Потом, когда мы наконец вернулись в дом и Элен принялась возиться с кастрюлькой для молока, а Орельен — смывать кровь с разбитого лица, я застыла перед портретом.

Девушка… Девушка, на которой женился Эдуард, смотрела на меня с тем выражением, которое я перестала узнавать. Он заметил его у меня раньше других: эта улыбка говорила о тайном знании или об удовольствии, полученном или подаренном другому. Когда парижские друзья Эдуарда удивлялись, как тот мог влюбиться в простую продавщицу, он только улыбался в ответ, поскольку уже тогда разглядел во мне то, что не видели другие.

Но я так и не выяснила, знал ли он, что загадочным взглядом я обязана только ему.

Постояв перед портретом несколько секунд, я вспомнила, каково было быть той девушкой — не терзаемой голодом и страхом, а занятой исключительно мыслями о минутах, которые она проведет наедине с Эдуардом. Я вспомнила о том, что мир полон красоты и в нем существуют такие вещи, как искусство, радость и любовь, а не только страх, суп из крапивы и комендантский час. И глаза девушки на картине напомнили мне об Эдуарде, о том, что я стойкий оловянный солдатик и у меня еще осталось достаточно сил, чтобы воевать.

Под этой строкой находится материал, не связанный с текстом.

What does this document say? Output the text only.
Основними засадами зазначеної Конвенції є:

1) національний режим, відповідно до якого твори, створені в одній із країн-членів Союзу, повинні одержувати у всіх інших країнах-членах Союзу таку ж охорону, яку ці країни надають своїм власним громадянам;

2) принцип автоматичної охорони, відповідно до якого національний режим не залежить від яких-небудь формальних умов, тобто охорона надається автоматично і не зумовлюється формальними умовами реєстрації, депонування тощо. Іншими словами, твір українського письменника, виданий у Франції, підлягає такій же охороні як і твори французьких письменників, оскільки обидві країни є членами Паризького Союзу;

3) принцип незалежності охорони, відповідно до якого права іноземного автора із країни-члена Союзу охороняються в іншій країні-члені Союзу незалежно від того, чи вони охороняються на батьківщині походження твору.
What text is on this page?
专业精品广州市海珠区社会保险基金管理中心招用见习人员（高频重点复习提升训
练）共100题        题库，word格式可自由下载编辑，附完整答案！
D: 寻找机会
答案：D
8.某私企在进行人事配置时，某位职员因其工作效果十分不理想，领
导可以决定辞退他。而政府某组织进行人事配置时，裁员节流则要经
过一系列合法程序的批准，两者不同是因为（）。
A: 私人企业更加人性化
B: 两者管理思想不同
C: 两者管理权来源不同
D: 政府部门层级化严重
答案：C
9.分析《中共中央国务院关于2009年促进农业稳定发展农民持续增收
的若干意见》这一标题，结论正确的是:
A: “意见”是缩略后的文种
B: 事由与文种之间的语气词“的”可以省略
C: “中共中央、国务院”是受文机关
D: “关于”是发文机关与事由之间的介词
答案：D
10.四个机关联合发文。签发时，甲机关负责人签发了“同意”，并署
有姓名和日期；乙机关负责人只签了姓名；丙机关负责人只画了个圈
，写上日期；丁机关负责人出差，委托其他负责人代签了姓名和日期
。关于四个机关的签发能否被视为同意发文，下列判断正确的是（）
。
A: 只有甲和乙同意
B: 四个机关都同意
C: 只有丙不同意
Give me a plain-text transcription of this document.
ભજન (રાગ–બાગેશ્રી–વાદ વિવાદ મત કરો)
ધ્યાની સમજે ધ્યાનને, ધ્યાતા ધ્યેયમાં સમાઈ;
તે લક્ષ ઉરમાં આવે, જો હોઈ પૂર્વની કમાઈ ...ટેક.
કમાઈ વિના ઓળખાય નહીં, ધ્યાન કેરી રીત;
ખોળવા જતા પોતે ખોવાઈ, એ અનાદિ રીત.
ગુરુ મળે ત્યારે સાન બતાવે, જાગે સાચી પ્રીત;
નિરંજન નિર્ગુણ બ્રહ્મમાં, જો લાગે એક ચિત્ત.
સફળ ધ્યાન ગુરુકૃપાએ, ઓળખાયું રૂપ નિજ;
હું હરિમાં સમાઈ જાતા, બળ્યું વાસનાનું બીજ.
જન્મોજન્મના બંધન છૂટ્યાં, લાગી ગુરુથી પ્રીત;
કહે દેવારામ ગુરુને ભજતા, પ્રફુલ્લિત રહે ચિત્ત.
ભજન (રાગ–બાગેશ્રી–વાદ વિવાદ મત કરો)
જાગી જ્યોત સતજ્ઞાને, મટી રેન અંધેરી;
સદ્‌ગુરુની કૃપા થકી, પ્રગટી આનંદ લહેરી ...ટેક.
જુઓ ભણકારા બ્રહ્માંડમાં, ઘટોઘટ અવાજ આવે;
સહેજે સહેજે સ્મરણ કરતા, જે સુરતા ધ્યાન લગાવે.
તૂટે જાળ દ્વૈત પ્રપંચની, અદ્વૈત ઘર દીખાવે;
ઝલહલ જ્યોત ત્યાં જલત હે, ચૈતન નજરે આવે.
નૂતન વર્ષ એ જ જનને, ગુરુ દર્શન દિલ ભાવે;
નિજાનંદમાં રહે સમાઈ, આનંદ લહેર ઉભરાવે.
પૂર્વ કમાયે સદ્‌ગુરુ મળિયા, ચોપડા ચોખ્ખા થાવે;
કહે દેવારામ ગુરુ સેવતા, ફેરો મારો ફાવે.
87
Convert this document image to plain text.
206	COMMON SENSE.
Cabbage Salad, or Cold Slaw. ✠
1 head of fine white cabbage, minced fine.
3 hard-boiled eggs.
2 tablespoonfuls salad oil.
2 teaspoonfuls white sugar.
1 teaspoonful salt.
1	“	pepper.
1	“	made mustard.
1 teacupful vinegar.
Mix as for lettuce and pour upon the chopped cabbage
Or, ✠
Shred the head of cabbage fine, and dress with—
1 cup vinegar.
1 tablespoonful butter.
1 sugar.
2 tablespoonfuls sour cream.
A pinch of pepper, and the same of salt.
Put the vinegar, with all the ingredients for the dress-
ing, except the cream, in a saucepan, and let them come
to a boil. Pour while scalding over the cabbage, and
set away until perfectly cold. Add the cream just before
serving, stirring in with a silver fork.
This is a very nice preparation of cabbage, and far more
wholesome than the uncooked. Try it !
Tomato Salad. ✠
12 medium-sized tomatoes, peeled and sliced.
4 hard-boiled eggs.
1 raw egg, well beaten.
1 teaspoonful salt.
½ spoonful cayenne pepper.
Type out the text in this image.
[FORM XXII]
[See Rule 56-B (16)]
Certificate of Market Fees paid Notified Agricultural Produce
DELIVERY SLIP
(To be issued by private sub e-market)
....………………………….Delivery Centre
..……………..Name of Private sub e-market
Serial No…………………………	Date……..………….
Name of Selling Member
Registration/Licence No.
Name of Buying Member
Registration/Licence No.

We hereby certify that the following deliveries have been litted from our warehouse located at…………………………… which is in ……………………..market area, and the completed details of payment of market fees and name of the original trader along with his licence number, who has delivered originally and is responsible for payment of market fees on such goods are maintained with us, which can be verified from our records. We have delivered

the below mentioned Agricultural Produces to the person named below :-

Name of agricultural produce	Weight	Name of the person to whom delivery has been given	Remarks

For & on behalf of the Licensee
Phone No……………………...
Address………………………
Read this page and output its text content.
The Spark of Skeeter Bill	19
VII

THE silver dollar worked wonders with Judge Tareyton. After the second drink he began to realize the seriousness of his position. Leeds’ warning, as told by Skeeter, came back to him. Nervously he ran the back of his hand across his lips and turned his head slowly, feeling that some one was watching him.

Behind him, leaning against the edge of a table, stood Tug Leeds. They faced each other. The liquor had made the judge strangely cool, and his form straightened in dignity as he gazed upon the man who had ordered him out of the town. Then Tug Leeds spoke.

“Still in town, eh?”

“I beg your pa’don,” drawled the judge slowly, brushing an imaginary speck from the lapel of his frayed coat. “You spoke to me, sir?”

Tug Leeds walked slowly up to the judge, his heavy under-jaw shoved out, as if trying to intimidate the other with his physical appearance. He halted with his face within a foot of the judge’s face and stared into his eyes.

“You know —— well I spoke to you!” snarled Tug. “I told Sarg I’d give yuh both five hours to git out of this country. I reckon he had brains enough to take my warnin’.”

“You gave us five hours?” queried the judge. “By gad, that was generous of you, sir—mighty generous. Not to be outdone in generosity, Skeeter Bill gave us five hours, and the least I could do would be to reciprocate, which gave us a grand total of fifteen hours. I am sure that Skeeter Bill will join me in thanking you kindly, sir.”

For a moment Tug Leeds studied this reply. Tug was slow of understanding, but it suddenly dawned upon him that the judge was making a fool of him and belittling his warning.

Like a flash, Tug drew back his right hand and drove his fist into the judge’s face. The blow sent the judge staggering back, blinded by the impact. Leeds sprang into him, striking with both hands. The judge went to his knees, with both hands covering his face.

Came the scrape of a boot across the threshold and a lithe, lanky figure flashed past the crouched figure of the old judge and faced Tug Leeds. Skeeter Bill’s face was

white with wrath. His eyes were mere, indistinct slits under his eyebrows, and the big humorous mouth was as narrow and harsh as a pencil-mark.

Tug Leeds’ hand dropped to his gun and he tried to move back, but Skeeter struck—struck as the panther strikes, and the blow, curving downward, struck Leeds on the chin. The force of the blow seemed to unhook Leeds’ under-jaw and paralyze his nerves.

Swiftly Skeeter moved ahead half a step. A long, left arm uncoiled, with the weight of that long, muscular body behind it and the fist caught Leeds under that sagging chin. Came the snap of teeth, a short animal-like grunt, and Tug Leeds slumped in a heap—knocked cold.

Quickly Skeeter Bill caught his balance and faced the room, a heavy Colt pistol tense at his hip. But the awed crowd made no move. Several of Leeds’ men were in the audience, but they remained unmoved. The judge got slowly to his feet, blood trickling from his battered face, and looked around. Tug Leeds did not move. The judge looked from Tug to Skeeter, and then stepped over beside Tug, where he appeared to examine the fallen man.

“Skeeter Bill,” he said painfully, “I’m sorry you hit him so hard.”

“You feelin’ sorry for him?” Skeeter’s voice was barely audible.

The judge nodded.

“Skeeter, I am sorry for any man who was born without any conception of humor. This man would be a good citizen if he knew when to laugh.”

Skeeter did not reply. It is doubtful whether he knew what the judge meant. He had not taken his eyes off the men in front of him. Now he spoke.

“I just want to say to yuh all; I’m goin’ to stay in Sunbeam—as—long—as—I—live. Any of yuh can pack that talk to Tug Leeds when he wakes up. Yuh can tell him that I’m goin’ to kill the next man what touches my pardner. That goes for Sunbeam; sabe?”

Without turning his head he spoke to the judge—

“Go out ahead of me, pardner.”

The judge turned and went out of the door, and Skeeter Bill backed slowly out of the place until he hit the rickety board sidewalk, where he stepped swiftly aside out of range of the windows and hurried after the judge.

Клянусь тебе, Эдуард, когда ты вернешься, я снова стану той девушкой, портрет которой ты написал.

2

История о поросенке-младенце к обеду стала достоянием большинства жителей Сен-Перрона. Посетители шли в бар «Красного петуха» бесконечным потоком, хотя мы не могли предложить им ничего, кроме кофе из цикория; запасы пива пополнялись от случая к случаю, и у нас оставалось только несколько бутылок безумно дорогого вина. Поразительно, сколько людей зашло, просто чтобы пожелать нам хорошего дня.

— И ты устроила ему головомойку? Велела ему убираться? — Старик Рене усмехался в усы и, держась за спинку стула, вытирал с глаз выступившие от смеха слезы.

По его просьбе мы четырежды повторили эту историю, и с каждым разом Орельен расцвечивал ее новыми подробностями, договорившись до того, что самолично сражался с комендантом на саблях, а я в это время кричала:

— Der Kaiser ist Scheiss![3]

Я обменялась понимающей улыбкой с Элен, которая подметала пол в кафе. В принципе, мне было все равно. Ведь в последнее время в нашем городке было так мало поводов что-либо праздновать.

— Впредь следует быть осторожнее, — сказала Элен, когда Рене, приподняв шляпу в знак почтения, наконец ушел. Мы увидели, как, проходя мимо почтового отделения, Рене снова согнулся в приступе неудержимого веселья, а потом вытер глаза. — Эта история распространяется слишком быстро.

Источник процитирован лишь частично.